Un mapa de restricción es un mapa de sitios de restricción conocidos dentro de una secuencia de ADN . El mapeo de restricción requiere el uso de enzimas de restricción . En biología molecular , los mapas de restricción se utilizan como referencia para diseñar plásmidos u otros fragmentos de ADN relativamente cortos y, a veces, para ADN genómico más largo. Hay otras formas de mapear características en el ADN para moléculas de ADN de mayor longitud, como el mapeo por transducción . [1]
Un enfoque para construir un mapa de restricción de una molécula de ADN es secuenciar la molécula completa y ejecutar la secuencia a través de un programa informático que encontrará los sitios de reconocimiento que están presentes para cada enzima de restricción conocida.
Antes de que se automatizara la secuenciación, habría sido prohibitivamente caro secuenciar una cadena completa de ADN. Para encontrar las posiciones relativas de los sitios de restricción en un plásmido, se usa una técnica que implica digestiones de restricción simple y doble. Basándose en los tamaños de los fragmentos de ADN resultantes, se pueden inferir las posiciones de los sitios. El mapeo de restricción es una técnica muy útil cuando se usa para determinar la orientación de un inserto en un vector de clonación, al mapear la posición de un sitio de restricción descentrado en el inserto. [2]
Método
El procedimiento experimental primero requiere una alícuota de ADN plasmídico purificado (ver apéndice) para cada digestión a ejecutar. A continuación, se realiza la digestión con cada enzima elegida. Las muestras resultantes se procesan posteriormente en un gel de electroforesis , típicamente en gel de agarosa .

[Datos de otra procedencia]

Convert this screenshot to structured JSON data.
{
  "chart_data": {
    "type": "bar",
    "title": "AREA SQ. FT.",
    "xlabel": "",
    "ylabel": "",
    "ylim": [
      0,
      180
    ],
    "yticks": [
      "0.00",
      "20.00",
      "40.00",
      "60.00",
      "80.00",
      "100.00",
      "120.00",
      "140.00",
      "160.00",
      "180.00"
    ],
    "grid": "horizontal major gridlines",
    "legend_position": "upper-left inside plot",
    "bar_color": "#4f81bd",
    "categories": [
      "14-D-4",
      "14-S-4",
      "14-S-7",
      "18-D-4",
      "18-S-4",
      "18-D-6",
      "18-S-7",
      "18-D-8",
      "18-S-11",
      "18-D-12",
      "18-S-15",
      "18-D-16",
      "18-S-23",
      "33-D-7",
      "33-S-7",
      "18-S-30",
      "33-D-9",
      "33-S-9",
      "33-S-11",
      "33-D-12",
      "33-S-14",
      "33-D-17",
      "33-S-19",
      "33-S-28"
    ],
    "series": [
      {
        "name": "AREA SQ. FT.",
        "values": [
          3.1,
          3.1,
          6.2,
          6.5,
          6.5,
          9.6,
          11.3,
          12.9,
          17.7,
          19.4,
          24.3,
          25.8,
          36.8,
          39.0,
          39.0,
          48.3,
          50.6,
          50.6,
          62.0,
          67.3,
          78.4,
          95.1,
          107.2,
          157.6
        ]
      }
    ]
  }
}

El primer paso que sigue a la finalización de la electroforesis es sumar los tamaños de los fragmentos en cada carril. La suma de los fragmentos individuales debe ser igual al tamaño del fragmento original, y los fragmentos de cada resumen también deben sumar el mismo tamaño que los demás. Si los tamaños de los fragmentos no se suman correctamente, es probable que existan dos problemas. En un caso, es posible que algunos de los fragmentos más pequeños se hayan escurrido por el extremo del gel. Esto ocurre con frecuencia si el gel se pasa demasiado tiempo. Una segunda posible fuente de error es que el gel no era lo suficientemente denso y, por lo tanto, no pudo resolver fragmentos de tamaño cercano. Esto conduce a una falta de separación de fragmentos de tamaño similar. Si todos los digestiones producen fragmentos que se suman, se puede inferir la posición de los sitios REN (endonucleasa de restricción) colocándolos en puntos del fragmento de ADN original que satisfarían los tamaños de fragmentos producidos por los tres digestiones.
Consulte también enzimas de restricción para obtener más detalles sobre las enzimas explotadas en esta técnica.
Desnaturalización y renaturalización rápidas de una preparación de ADN crudo mediante lisis alcalina de las células y posterior neutralización
En esta técnica, las células se lisan en condiciones alcalinas. El ADN de la mezcla se desnaturaliza (las hebras se separan) rompiendo los enlaces de hidrógeno entre las dos hebras. El ADN genómico grande está sujeto a enredarse y permanecer desnaturalizado cuando se baja el pH durante la neutralización. En otras palabras, las hebras se vuelven a unir de forma desordenada, emparejándose de forma aleatoria. Las hebras circulares de los plásmidos superenrollados permanecerán relativamente alineadas y se renaturalizarán correctamente. Por lo tanto, el ADN genómico formará un agregado insoluble y los plásmidos superenrollados se dejarán en solución. A esto le puede seguir la extracción de fenol para eliminar proteínas y otras moléculas. Luego, el ADN puede someterse a precipitación con etanol para concentrar la muestra.
Ver también
- Vector NTI , software bioinformático utilizado, entre otras cosas, para predecir sitios de restricción en un vector de ADN
- RFLP , método utilizado para diferenciar genomas extremadamente similares, entre otras cosas
Referencias
- ^ Bitner, R; Kuempel, Peter (febrero de 1982). "Mapeo de transducción P1 del locus trg en cepas rac + y rac de Escherichia coli K-12" (PDF) . Revista de bacteriología . 149 (2): 529–533. doi : 10.1128 / JB.149.2.529-533.1982 .
- ^ Dale, J; von Schantz, M; Greenspan, D (2003). De genes a genomas . West Sussex: John Wiley & Sons Ltd.